総務省が4月に公表した2023年の「住宅・土地統計調査」によると、総数が5564万4800戸のうち、マンションなど共同住宅が2492万300戸だった。割合にして44.8%で、前回調査に比べて1.3㌽伸びた。EVへの感度が高いユーザーは都市部に比較的多く、集合住宅の割合も高まる傾向にある。このため、EV関連サービスを開拓していくためには、いかに集合住宅を攻略できるかが、重要な鍵を握っている。

自社の充電サービスと電動車を一体で普及させようとしているのが、ユビ電(山口典男社長、東京都港区)だ。同社は8月上旬、同社のサービス「ウィーチャージ」を導入した東京都八王子市内のマンションの住民を対象に、EVやプラグインハイブリッド車(PHV)の試乗会を開いた。住民にEVの走行性能や使い勝手を体感させ、電動車の購入を後押し。その上で、自社の充電サービスの利用促進を狙った施策だ。

特に、今回は来年1月に充電器を全274区画の駐車場に導入予定の集合住宅で開いた。住民にとって、車両購入に十分な時間があるタイミングで行うことで、設置後すぐに一定の充電器利用が見込める。実際、真剣に検討しているユーザーも目立ち、当日は充電方法や専用アプリの使い方を尋ねる住民が多かった。白石辰郎最高執行責任者(COO)は、「EVに触れる機会を増やせば、われわれのサービスの普及にもつながる」と今後もこうしたアプローチを続けていく考えだ。

集合住宅への高性能充電サービスの導入を始めたのが、パワーエックス(伊藤正裕社長、東京都港区)だ。都内の大規模マンションで7月、最大出力150㌔㍗の急速充電器1基を稼働した。住宅では基礎充電の考え方から普通充電器の導入が一般的だが、集合住宅の駐車場すべてに設置するにはコストが過大になる。そこで、短時間で一定量の充電が可能な急速充電器を、住民で共用しようというものだ。EVに乗らない住民との公平性を担保するため、充電量に応じた従量課金制としたという。
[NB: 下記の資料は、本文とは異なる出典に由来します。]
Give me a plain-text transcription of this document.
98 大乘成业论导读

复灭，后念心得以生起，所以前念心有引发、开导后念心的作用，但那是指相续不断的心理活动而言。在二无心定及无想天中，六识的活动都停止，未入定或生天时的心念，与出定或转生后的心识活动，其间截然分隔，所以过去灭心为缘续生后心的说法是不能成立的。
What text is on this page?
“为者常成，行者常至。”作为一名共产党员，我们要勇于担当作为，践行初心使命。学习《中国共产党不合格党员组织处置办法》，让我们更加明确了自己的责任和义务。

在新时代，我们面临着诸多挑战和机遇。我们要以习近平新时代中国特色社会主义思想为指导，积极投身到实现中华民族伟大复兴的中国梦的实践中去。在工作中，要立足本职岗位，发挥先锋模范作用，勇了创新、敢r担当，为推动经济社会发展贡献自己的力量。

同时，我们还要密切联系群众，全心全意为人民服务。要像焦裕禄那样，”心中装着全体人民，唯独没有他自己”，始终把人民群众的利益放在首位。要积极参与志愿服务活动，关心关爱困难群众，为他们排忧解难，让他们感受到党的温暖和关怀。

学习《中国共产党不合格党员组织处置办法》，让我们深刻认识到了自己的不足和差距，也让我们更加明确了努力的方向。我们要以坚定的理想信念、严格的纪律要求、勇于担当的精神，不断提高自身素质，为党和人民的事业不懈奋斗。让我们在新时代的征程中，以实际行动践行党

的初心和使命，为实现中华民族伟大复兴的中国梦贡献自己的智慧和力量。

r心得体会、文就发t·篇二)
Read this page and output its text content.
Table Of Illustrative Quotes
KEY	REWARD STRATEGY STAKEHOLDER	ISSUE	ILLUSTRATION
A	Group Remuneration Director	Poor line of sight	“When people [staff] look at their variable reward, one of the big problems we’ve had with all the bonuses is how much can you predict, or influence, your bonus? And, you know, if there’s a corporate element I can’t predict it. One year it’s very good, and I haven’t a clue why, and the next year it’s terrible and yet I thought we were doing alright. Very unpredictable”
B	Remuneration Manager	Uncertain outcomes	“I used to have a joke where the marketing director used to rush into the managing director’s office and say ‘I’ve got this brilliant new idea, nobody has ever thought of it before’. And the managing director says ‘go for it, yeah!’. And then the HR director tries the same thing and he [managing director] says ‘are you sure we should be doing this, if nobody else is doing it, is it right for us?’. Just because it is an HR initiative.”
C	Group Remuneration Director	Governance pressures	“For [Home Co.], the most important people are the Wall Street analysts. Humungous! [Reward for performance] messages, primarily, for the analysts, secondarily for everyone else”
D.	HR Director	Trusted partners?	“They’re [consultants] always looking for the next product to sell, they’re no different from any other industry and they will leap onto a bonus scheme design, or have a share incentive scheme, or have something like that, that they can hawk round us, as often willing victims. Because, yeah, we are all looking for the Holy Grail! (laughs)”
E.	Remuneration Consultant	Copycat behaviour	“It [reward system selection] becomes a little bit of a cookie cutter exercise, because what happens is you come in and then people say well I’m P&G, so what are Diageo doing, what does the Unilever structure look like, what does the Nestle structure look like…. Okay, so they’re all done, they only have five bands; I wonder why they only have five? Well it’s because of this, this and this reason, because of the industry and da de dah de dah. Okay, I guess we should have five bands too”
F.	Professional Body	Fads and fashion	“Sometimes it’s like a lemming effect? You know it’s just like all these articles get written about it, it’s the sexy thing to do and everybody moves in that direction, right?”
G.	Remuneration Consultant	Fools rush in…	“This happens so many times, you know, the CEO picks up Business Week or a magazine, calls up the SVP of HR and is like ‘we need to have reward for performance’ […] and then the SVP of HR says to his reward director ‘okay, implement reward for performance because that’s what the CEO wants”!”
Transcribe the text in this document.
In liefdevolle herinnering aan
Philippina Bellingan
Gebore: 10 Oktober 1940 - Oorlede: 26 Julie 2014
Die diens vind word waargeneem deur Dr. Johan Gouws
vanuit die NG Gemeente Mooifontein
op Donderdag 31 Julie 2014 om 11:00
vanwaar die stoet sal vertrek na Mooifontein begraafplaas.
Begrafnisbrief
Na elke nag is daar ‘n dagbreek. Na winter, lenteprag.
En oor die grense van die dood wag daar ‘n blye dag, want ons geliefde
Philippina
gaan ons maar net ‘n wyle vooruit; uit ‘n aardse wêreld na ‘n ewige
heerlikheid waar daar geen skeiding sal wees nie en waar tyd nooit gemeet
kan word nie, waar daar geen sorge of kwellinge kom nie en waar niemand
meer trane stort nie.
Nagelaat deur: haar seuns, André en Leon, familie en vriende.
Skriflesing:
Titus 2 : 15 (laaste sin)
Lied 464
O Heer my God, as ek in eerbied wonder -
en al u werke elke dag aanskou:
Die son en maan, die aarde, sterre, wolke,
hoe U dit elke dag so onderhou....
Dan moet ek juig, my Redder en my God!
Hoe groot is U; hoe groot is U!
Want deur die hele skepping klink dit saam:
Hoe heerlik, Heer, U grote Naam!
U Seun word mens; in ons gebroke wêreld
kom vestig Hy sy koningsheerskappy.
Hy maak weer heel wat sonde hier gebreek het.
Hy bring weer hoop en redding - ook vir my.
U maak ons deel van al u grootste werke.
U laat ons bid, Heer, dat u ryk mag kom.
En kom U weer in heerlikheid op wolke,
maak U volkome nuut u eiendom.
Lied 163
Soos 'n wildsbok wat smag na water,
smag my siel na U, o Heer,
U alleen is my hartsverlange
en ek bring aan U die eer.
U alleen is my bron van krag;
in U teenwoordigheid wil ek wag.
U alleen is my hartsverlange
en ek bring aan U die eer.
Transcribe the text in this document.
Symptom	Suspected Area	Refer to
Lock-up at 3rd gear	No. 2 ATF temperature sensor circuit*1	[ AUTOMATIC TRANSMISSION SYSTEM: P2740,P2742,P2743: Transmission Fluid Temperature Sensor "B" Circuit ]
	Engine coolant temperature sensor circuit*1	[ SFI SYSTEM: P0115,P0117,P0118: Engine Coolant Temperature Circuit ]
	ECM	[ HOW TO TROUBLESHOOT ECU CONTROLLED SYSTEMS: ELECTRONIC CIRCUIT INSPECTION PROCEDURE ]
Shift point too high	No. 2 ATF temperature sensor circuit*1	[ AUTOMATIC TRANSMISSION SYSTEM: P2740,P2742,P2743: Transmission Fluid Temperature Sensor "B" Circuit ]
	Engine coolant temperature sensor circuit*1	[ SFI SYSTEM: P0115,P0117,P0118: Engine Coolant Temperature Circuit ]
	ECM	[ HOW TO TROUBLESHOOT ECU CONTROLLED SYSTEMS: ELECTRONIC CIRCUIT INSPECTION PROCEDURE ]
また、テラチャージ(徳重徹社長、東京都港区)は5月、旭化成不動産レジデンス(高橋謙治社長、東京都千代田区)との業務提携を発表した。同社が管理している約12万戸の賃貸マンションに充電器を設置していく狙いだ。

既設の分譲マンションなどでは、充電器の導入に管理組合や理事会の同意が必要となる。ここでの合意形成のサポートを行う充電サービス事業者もいる。各社がこうした手間をいとわないのは、集合住宅への充電器の設置がまだ始まったばかりで、需要開拓の余地が大きいからだ。うまくいけば、大規模マンションで大口の契約を獲得できるチャンスもある。今後も集合住宅へのサービスを提案する事業者が増えていきそうだ。